もちろんすべての項目をしっかり満たさなくてはならない、ということではありません。

村上春樹『職業としての小説家』pp.90-91

この本はいじわるな見方をすると、村上さんがこれまでの自身の足跡を肯定するために書いたものとも読めなくはないので、自分(村上春樹)の作家としてのオリジナリティについて説明している文章とも言えると思うのですが、仮にそうだとしてもなかなか面白い視点だと興味を持ちました。

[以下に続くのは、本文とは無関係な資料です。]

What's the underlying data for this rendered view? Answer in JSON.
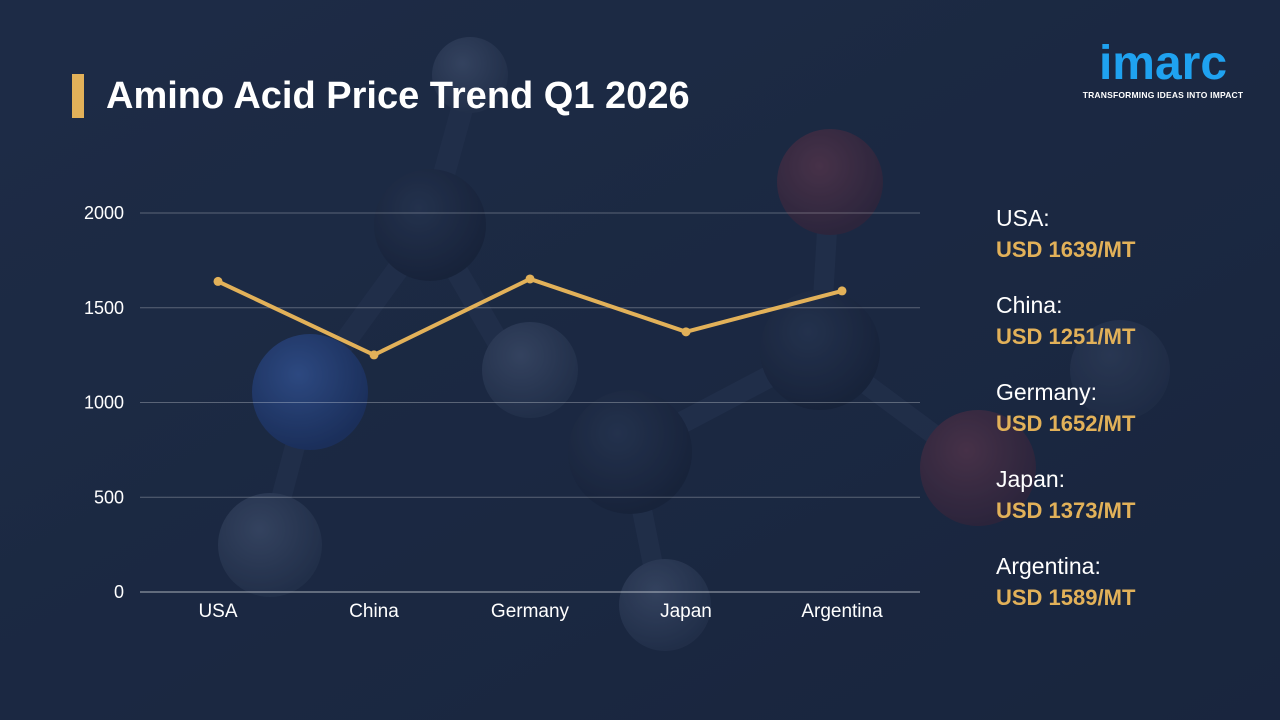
{
  "header": {
    "title": "Amino Acid Price Trend Q1 2026"
  },
  "logo": {
    "wordmark": "imarc",
    "tagline": "TRANSFORMING IDEAS INTO IMPACT"
  },
  "colors": {
    "background": "#1c2b45",
    "accent": "#e2b159",
    "logo_blue": "#1fa2f0"
  },
  "chart_data": {
    "type": "line",
    "categories": [
      "USA",
      "China",
      "Germany",
      "Japan",
      "Argentina"
    ],
    "values": [
      1639,
      1251,
      1652,
      1373,
      1589
    ],
    "yticks": [
      0,
      500,
      1000,
      1500,
      2000
    ],
    "ylim": [
      0,
      2000
    ],
    "grid": true,
    "color": "#e2b159"
  },
  "legend": {
    "items": [
      {
        "country": "USA:",
        "price": "USD 1639/MT"
      },
      {
        "country": "China:",
        "price": "USD 1251/MT"
      },
      {
        "country": "Germany:",
        "price": "USD 1652/MT"
      },
      {
        "country": "Japan:",
        "price": "USD 1373/MT"
      },
      {
        "country": "Argentina:",
        "price": "USD 1589/MT"
      }
    ]
  }
}
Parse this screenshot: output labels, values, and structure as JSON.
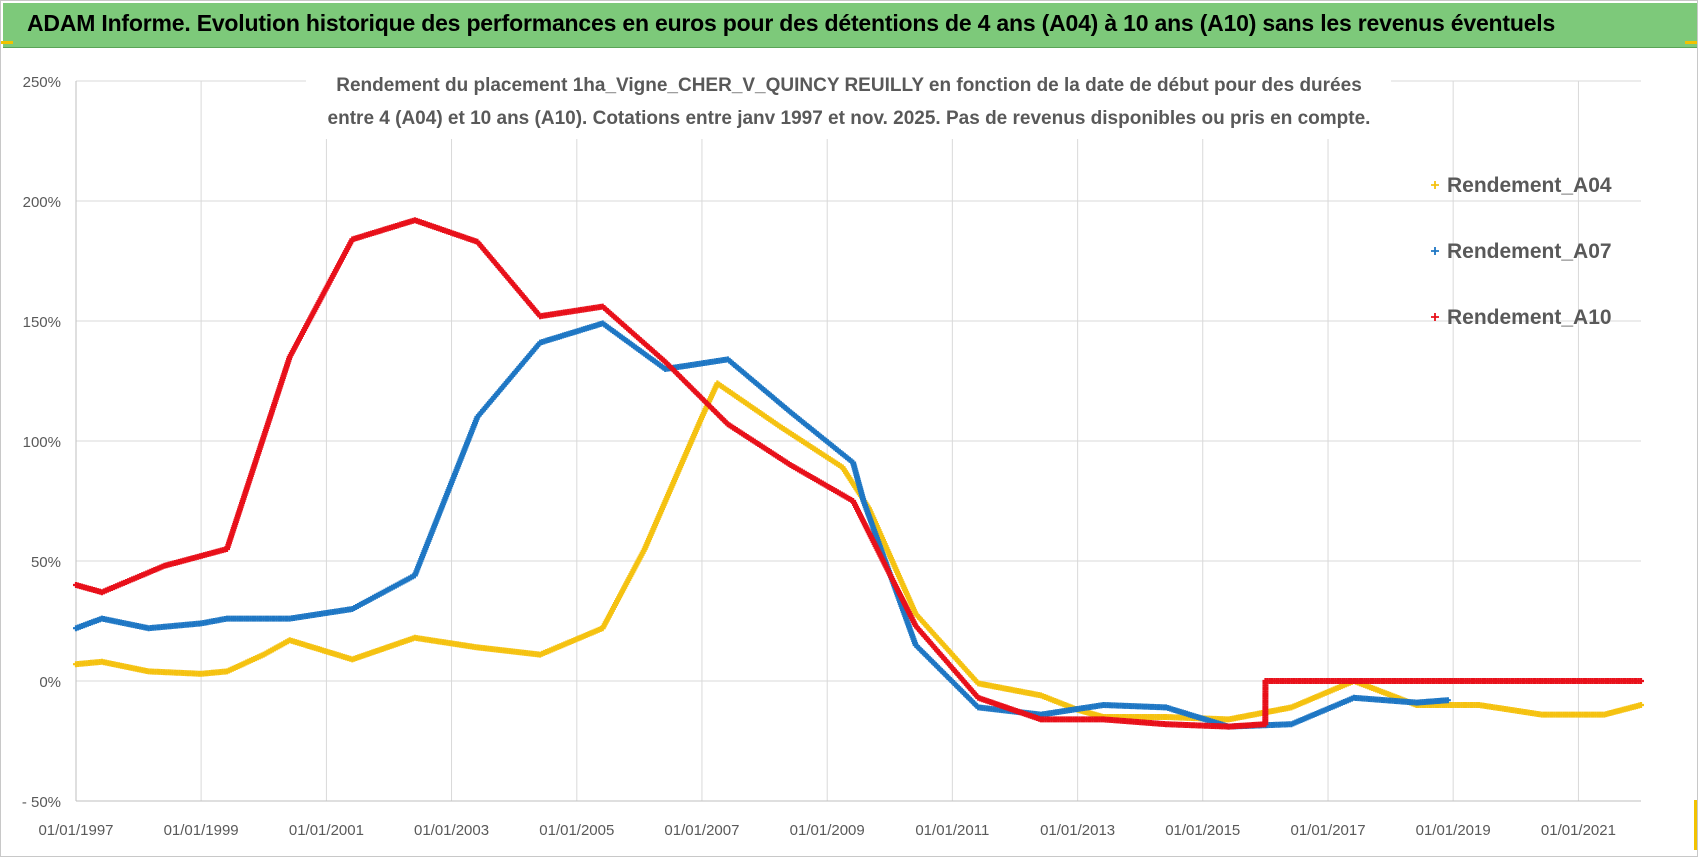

一般的にオリジナリティというと、上記の条件の(1)の部分だけにフォーカスすることが多いように感じられます。例えば少し前の東京オリンピックのロゴ問題なども(1)の部分で世間を騒がせたような気がします。それに比べると(2)や(3)がオリジナリティの条件として重視されることはあまりないような、少なくとも私はあまり重視していなかったのでこの考え方に新鮮味を感じました。

内田樹孔子

別の作家で内田樹さんはこのブログ記事でオリジナリティについて語っていますが、ここで触れらている孔子の言葉「述べて作らず」(コピーしているだけで、オリジナルではない)を元に、内田さん自身は「軽々に創造者を名乗るべきではない」「模倣者は模倣をつうじてしばしば前代未聞のことを作り出している」というオリジナリティそのものにやや懐疑的な主張をされています。この考え方にも十分に頷ける部分がありますし、前述の孔子の言葉は、村上さんの(3)の条件に該当しているとも考えられそうです。

オリジナリティあふれるヒッチコック

『定本 映画術』

この村上さんの考えるオリジナリティの3つの条件すべてを満たす人物にはどんな人がいるか、と考えたときに、最初に私の頭に浮かんだのは映画監督のアルフレッド・ヒッチコックでした。彼は20代で映画を撮り始め、その時からヒッチコック独自だと言えるスタイルを有した映像表現で、その後もずっと長きにわたって撮り続けて映像表現(スタイル)を改善していき、61歳の時の作品『サイコ』でそれは最高潮に達しました。そしてそのヒッチコックのスタイルは、後世の映画監督に多くのフォロワーを生み出しました。このあたりについては、映画本のバイブルと言われているトリュフォーによるインタビュー集『定本 映画術』が詳しくて非常に面白いのですが、それについてはまた別の機会に。

というわけで、今後オリジナリティについて考えを巡らせるときには、この村上春樹の3つの条件も思い返すようにしたいのでメモメモっと。